Pending further and more detailed analysis, we may tentatively conclude that very likely the greater part of the variance in these evaluative data as well as in the pattern of defection from party identification (Table IV) will turn out to be absorbed by a single left-right dimension showing the Progress Party at the right-hand end. The reactions of the Conservative, Radical Liberal, Center Democratic, and Christian Peoples' Party voters suggest that these four parties cluster around the Agrarian Liberals. The remaining two important points would be occupied by the Social Democrats and the cluster of three left wing parties. On the whole, this array suggests that the distinct two-dimensional picture which could be observed in connection with the 1973 election3 is in the process of flattening out.
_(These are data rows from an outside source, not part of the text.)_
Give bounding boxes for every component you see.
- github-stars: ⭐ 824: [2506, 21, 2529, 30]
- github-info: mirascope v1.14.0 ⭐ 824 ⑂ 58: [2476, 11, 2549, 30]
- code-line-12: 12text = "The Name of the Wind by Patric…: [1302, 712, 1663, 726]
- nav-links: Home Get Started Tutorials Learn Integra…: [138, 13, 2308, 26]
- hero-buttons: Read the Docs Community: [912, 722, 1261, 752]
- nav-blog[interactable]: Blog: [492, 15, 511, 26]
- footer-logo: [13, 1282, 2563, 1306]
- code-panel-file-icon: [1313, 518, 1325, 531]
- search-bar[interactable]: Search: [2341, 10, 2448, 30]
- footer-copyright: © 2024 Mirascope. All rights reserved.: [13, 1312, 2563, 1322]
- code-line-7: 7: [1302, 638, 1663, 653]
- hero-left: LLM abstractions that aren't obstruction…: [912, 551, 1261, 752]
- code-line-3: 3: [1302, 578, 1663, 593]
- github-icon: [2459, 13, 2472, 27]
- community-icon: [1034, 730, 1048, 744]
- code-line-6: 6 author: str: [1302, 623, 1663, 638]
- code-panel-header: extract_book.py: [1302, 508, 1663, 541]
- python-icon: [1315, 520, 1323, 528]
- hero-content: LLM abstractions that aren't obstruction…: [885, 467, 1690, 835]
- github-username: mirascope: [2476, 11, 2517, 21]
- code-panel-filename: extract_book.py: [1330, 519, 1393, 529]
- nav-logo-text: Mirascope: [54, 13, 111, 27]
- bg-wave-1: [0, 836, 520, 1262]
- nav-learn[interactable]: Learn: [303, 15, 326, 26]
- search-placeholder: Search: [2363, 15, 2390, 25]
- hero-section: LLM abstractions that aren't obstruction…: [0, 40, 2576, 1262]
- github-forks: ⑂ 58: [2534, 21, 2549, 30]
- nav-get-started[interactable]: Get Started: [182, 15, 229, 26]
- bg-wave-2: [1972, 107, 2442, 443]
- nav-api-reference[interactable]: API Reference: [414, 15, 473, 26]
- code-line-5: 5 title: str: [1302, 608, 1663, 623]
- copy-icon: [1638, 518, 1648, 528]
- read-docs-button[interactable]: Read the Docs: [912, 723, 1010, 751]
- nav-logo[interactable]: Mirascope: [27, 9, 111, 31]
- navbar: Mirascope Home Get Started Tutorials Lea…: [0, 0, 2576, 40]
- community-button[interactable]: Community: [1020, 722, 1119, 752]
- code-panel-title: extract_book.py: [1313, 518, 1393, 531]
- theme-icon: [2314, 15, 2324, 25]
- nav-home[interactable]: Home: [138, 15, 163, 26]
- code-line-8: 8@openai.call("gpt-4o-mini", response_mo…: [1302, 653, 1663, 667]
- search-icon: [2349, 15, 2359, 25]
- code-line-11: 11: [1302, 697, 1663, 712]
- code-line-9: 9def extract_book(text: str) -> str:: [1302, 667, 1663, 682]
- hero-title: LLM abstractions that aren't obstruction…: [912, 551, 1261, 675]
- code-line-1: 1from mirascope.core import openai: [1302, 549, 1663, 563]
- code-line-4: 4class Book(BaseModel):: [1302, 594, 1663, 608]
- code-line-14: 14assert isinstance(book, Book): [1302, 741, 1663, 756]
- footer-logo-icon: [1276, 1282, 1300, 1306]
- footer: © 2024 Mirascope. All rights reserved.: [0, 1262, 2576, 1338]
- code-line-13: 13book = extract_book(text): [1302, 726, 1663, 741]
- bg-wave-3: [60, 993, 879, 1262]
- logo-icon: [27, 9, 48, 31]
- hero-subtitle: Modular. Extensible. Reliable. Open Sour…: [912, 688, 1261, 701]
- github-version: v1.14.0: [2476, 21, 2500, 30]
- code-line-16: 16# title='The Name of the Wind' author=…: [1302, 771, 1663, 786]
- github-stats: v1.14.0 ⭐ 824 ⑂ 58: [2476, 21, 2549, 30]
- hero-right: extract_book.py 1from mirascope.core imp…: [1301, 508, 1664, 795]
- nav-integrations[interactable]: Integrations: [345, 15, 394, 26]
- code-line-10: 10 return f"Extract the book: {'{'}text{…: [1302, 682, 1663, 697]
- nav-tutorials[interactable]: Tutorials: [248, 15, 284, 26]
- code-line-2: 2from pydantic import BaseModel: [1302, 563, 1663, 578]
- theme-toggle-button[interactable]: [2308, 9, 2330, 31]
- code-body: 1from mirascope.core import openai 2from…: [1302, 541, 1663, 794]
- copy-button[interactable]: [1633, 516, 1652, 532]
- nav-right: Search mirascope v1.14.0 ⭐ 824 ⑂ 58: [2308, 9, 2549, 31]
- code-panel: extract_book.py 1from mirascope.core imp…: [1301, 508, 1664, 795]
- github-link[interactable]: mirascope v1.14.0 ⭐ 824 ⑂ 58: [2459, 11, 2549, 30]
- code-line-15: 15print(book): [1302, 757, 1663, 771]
But the delicacy of this emerging balance, especially originating on the center-right, where five parties are massing, should not be underrated and has already led to a Social Democratic minority government which is far from representative of the governmental preferences of the voting majority.

University of Aarhus



NOTES

1. A review of the December 1973 election is to be found in Vol. 9 of this yearbook, Ole Bonre, 'Denmark's Protest Election of December 1973', Scandinavian Political Studies (Oslo: Universitetsforlaget, 1974), 9/74, pp. 197-204.

2. The following account is summarized from an article in Politiken by Poul Petersen, November 10, 1974.

3. Cf. Jerrold G. Rusk and Ole Borre, The Changing Party Space in Danish Voter Perceptions, 1971-73', European Journal of Political Research, 2 (1974) pp. 329-361.